The Nuance Nobody Mentions
This is where things get interesting — and where most generic advice falls short.
Okay, here's the toolkit. I'm going to give you five things to try. Not all of them will work for you — that's normal. But if even one or two click, that's a win.
1. Start a "what went okay" log. Not a gratitude journal (those can feel forced when you're struggling). Just write down one thing each day that went okay. The bar is intentionally low.
2. The 5-5-5 rule. When something triggers you, ask: "Will this matter in 5 minutes? 5 months? 5 years?" This isn't about minimizing your feelings. It's about proportioning your response.
3. Move your body for 10 minutes. Not exercise. Movement. Dancing in your kitchen counts. Walking to the mailbox counts. The bar is intentionally low.
4. Name the emotion. Research from UCLA shows that simply labeling an emotion — "I'm feeling anxious" rather than "I feel terrible" — reduces its intensity by up to 50%.
5. Set one boundary this week. It can be small. Leave a conversation that drains you. Say no to one thing. Decline one invitation without an excuse.
What to Try This Week
I want to be careful here because this gets oversimplified a lot.
I remember my own experience with this vividly. It was a Tuesday — I don't know why I remember that — and I was sitting in my car in a parking lot, unable to go inside the grocery store. Not because of anything dramatic. Just... couldn't do it. If you've been there, you know the feeling.
The Practical Part
This is the part most people skip, but it might be the most important section.
The research here is actually more encouraging than you might expect. A landmark study at UC Berkeley found that people who practiced these techniques for just 10 minutes daily showed measurable changes in their stress biomarkers within three weeks.
What I've Seen Work
I want to be careful here because this gets oversimplified a lot.
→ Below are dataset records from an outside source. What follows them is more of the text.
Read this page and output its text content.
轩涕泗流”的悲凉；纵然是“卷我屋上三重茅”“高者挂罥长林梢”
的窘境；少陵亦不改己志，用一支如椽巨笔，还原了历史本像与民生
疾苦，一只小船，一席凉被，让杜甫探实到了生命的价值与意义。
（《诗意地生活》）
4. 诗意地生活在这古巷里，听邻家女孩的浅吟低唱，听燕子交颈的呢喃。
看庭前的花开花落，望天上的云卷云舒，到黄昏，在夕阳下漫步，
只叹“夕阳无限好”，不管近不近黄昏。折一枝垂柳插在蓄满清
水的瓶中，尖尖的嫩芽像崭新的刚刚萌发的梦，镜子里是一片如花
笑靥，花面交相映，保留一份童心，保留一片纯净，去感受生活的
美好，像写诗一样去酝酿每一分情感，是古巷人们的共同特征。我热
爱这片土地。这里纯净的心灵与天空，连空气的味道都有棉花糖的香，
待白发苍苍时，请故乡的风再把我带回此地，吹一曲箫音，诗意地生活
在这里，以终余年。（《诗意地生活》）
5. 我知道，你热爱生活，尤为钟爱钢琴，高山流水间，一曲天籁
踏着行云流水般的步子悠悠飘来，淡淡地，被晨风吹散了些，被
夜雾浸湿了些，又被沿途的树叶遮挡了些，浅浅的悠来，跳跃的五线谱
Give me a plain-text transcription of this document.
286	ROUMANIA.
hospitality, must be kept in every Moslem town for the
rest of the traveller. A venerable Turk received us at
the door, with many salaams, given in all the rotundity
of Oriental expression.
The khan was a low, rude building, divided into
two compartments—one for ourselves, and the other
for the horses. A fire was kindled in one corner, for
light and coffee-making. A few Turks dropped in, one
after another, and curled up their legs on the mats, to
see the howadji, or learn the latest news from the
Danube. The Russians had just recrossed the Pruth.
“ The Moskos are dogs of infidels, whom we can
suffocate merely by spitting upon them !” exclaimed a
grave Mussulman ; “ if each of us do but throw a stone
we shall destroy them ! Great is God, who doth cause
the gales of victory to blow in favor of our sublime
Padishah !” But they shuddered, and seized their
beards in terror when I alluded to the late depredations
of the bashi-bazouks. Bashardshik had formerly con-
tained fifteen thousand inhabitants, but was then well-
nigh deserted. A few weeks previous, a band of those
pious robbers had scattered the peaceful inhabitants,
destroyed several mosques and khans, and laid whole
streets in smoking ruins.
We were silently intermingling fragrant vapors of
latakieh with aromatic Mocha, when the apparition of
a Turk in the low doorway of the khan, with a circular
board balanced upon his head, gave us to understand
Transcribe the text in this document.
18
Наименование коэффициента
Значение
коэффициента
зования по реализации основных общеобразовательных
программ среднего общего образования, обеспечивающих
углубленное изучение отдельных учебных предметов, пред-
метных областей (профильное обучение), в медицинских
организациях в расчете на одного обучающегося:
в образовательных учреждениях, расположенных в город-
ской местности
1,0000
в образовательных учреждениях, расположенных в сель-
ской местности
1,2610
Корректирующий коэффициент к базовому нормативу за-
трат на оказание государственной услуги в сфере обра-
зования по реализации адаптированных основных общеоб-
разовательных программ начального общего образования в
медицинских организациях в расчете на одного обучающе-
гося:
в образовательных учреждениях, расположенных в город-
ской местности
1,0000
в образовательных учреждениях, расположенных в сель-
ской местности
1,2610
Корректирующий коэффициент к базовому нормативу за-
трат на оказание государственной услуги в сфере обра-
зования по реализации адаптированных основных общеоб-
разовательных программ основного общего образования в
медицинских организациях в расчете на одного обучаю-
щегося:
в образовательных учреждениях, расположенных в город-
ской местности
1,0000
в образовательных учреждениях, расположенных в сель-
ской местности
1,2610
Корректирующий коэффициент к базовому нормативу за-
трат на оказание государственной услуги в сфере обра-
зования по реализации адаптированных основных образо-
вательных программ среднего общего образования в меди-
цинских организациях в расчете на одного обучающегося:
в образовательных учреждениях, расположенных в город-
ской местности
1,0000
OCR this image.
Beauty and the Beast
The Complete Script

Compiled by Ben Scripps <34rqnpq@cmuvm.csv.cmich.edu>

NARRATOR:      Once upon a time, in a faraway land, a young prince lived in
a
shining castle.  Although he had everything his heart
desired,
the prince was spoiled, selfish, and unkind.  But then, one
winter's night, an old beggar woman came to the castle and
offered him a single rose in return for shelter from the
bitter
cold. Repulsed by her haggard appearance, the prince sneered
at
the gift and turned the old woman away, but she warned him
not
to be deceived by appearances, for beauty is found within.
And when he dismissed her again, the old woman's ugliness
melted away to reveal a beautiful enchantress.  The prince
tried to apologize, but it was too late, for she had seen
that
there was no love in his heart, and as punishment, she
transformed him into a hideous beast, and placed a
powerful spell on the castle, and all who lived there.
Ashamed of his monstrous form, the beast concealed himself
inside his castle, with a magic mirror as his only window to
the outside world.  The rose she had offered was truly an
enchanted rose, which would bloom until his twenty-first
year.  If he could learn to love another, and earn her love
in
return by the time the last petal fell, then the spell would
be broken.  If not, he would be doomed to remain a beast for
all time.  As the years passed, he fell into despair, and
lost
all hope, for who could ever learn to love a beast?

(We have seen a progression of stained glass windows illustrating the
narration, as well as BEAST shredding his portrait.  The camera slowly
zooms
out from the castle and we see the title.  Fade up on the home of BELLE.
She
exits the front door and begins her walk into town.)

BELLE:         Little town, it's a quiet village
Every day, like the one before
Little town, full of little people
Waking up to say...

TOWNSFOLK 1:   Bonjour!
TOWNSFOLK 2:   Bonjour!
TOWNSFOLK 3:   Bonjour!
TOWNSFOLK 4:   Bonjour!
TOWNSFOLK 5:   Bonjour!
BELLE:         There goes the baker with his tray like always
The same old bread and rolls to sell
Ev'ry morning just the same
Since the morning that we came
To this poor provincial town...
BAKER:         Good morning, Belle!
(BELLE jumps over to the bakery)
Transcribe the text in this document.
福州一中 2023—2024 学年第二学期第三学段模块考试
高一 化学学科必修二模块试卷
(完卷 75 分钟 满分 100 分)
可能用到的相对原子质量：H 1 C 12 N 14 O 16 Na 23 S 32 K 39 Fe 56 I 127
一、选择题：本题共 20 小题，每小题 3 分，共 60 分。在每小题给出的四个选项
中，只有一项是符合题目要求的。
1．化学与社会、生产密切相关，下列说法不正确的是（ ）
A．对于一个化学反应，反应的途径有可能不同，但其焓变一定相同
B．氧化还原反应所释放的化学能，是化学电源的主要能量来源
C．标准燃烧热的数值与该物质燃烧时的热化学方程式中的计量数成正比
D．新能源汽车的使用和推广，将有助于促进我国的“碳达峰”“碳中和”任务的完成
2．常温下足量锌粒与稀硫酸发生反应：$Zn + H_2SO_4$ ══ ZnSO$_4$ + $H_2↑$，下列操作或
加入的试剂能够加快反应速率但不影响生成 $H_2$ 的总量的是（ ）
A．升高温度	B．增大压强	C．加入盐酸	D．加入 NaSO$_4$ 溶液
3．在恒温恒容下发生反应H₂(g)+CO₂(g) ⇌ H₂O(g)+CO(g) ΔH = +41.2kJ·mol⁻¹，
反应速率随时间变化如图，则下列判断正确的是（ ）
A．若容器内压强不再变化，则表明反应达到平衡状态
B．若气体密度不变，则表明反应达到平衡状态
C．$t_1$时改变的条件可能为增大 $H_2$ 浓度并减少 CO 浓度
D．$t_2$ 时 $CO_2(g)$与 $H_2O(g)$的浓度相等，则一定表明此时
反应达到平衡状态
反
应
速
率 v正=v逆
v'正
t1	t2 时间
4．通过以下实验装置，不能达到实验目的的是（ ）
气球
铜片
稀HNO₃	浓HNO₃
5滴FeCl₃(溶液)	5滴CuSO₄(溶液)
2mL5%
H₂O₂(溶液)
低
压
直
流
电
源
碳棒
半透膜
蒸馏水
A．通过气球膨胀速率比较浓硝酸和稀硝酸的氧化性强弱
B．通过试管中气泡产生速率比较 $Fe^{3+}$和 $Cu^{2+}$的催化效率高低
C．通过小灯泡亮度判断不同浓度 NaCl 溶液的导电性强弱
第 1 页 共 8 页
When I was in training, my supervisor said something that I still think about: "People don't come to therapy because they're broken. They come because they're stuck." There's a crucial difference.
If I could leave you with one thing, it's this: you're not failing at feeling better. You're learning. And learning is messy and slow and frustrating. But it works, eventually, if you keep showing up.
NEHA is here to support your wellness journey, but we always encourage connecting with a licensed professional for ongoing mental health concerns.